Here’s how I would implement this in C:

```int permutation_number(int deck[], int n) {
// Allocate the auxiliary array and initialize everything to 1.
int *available = (int *)malloc(n * sizeof(int));
for (int i = 0; i < n; i++) {
available[i] = 1;
}

int pn = 0; // permutation number, the value we're calculating
int f = factorial(n-1); // factorial multiplier for the current digit

// Only loop to n-1 because the last iteration would just add zero.
for (int i = 0; i < n-1; i++) {
int val = deck[i];

// Count how many unused cards occur before this one.
int pos = 0;
for (int j = 0; j < val; j++) {
pos += aux[j];
}

n += pos * f; // add the factorial digit value
aux[val] = 0; // strike out the card
f /= N-i-1; // change the factorial multiplier
}

free(available);
return pn;
}
```

I performed the shuffling simulations and did the permutation analysis for this article using Julia, an excellent new language for numerical and scientific computing. To produce the graphs, I used the library Gadfly. Julia has become my go-to language for quick simulations, pretty visualizations, and anything math-heavy. It’s also great for solving problems in coding competitions. It’s expressive and easy to use like Python, but much faster, and more inclined towards mathematics.

This is my time writing an article on a particular algorithm. I’ve decided to host the code I write for them on GitHub. To get a sense of what Julia code is like, take a look at the file shuffle.jl. I recommend using Juno, an IDE for Julia based on Chris Granger’s LightTable. It will show you the Gadfly graphs inline, and you can even drag on the numbers (for example, the size of the deck or the number of samples) to see the graph change in real time!

The reason I included the permutation algorithm above in C rather than using my Julia implementation is that Julia uses one-based indexing, which makes that function harder to understand if you aren’t used to it.

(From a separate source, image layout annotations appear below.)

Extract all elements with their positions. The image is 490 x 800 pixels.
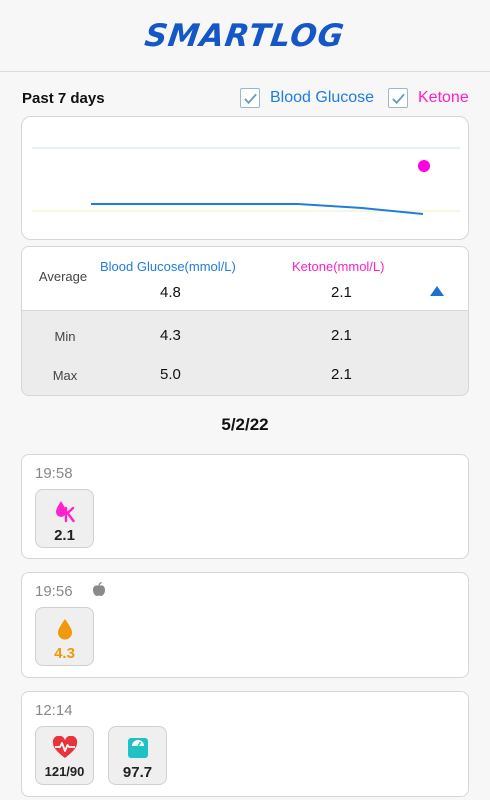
record-card[interactable]: 19:58 2.1 [21,454,469,559]
checkmark-icon [391,93,405,104]
ketone-checkbox[interactable] [388,88,408,108]
average-label: Average [38,269,88,284]
record-time: 12:14 [35,702,73,719]
app-header: SMARTLOG [0,0,490,72]
ketone-column-header: Ketone(mmol/L) [292,259,385,274]
ketone-toggle[interactable]: Ketone [388,86,469,110]
trend-chart[interactable] [21,116,469,240]
max-label: Max [52,368,78,383]
glucose-reading-value: 4.3 [54,645,75,662]
blood-pressure-value: 121/90 [44,764,85,779]
max-glucose-value: 5.0 [160,366,181,383]
average-ketone-value: 2.1 [331,284,352,301]
glucose-column-header: Blood Glucose(mmol/L) [100,259,236,274]
min-glucose-value: 4.3 [160,327,181,344]
period-label: Past 7 days [22,90,105,107]
weight-value: 97.7 [122,764,153,781]
glucose-toggle[interactable]: Blood Glucose [240,86,374,110]
record-time: 19:56 [35,583,73,600]
max-ketone-value: 2.1 [331,366,352,383]
record-card[interactable]: 12:14 121/90 97.7 [21,691,469,797]
heart-rate-icon [52,736,77,758]
blood-pressure-tile[interactable]: 121/90 [35,726,94,785]
min-ketone-value: 2.1 [331,327,352,344]
trend-chart-svg [32,147,460,215]
glucose-reading-tile[interactable]: 4.3 [35,607,94,666]
glucose-toggle-label: Blood Glucose [270,89,375,106]
checkmark-icon [243,93,257,104]
ketone-toggle-label: Ketone [418,89,469,106]
ketone-reading-value: 2.1 [54,527,75,544]
glucose-series-line [91,203,424,215]
average-glucose-value: 4.8 [160,284,181,301]
record-card[interactable]: 19:56 4.3 [21,572,469,678]
record-time: 19:58 [35,465,73,482]
stats-header-row: Blood Glucose(mmol/L) Ketone(mmol/L) Ave… [22,247,468,311]
glucose-checkbox[interactable] [240,88,260,108]
ketone-reading-tile[interactable]: 2.1 [35,489,94,548]
collapse-arrow-icon[interactable] [430,286,444,296]
weight-tile[interactable]: 97.7 [108,726,167,785]
ketone-point [418,160,430,172]
date-heading: 5/2/22 [221,415,269,434]
period-row: Past 7 days Blood Glucose Ketone [0,80,490,116]
chart-series-layer [91,160,430,215]
min-label: Min [54,329,76,344]
stats-table: Blood Glucose(mmol/L) Ketone(mmol/L) Ave… [21,246,469,396]
glucose-drop-icon [57,619,72,640]
apple-icon [93,582,105,597]
weight-scale-icon [127,738,148,758]
app-logo: SMARTLOG [142,17,348,54]
ketone-drop-icon [55,501,75,523]
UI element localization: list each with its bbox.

Apparently one-based indexing (using 1 as the first index) is more common in mathematical software—Mathematica uses it, for example—but it still feels a bit strange to me. That being said, this is only a minor annoyance, and it certainly shouldn’t stop you from trying out Julia.

# Conclusion

The unexpected failure of the simple shuffle demonstrates that we have high self-confidence mismatched with poor ability when it comes to intuitive statistical analysis. We are pattern-seeking animals, and we have a very hard time recognizing a truly random experience. It feels like a bit of randomness should be the only required ingredient, but in reality we need precise quantities in the right places if we want to avoid bias. The Fisher–Yates algorithm shuffles an ever-shrinking subset of the deck, so in a sense it is doing less shuffling than the simple shuffle. In order to get the desired uniform distribution, we have to confine the randomness.

1. Why 20 cards? Because 20 is the largest number whose factorial fits in a 64-bit integer, and I didn’t feel like using arbitrary-precision integers.
2. At first I tried a repeating sequence of the integers modulo 20, but with that change, every shuffle was identical. The solution was to shuffle that sequence, introducing randomness while maintaining the uniform distribution.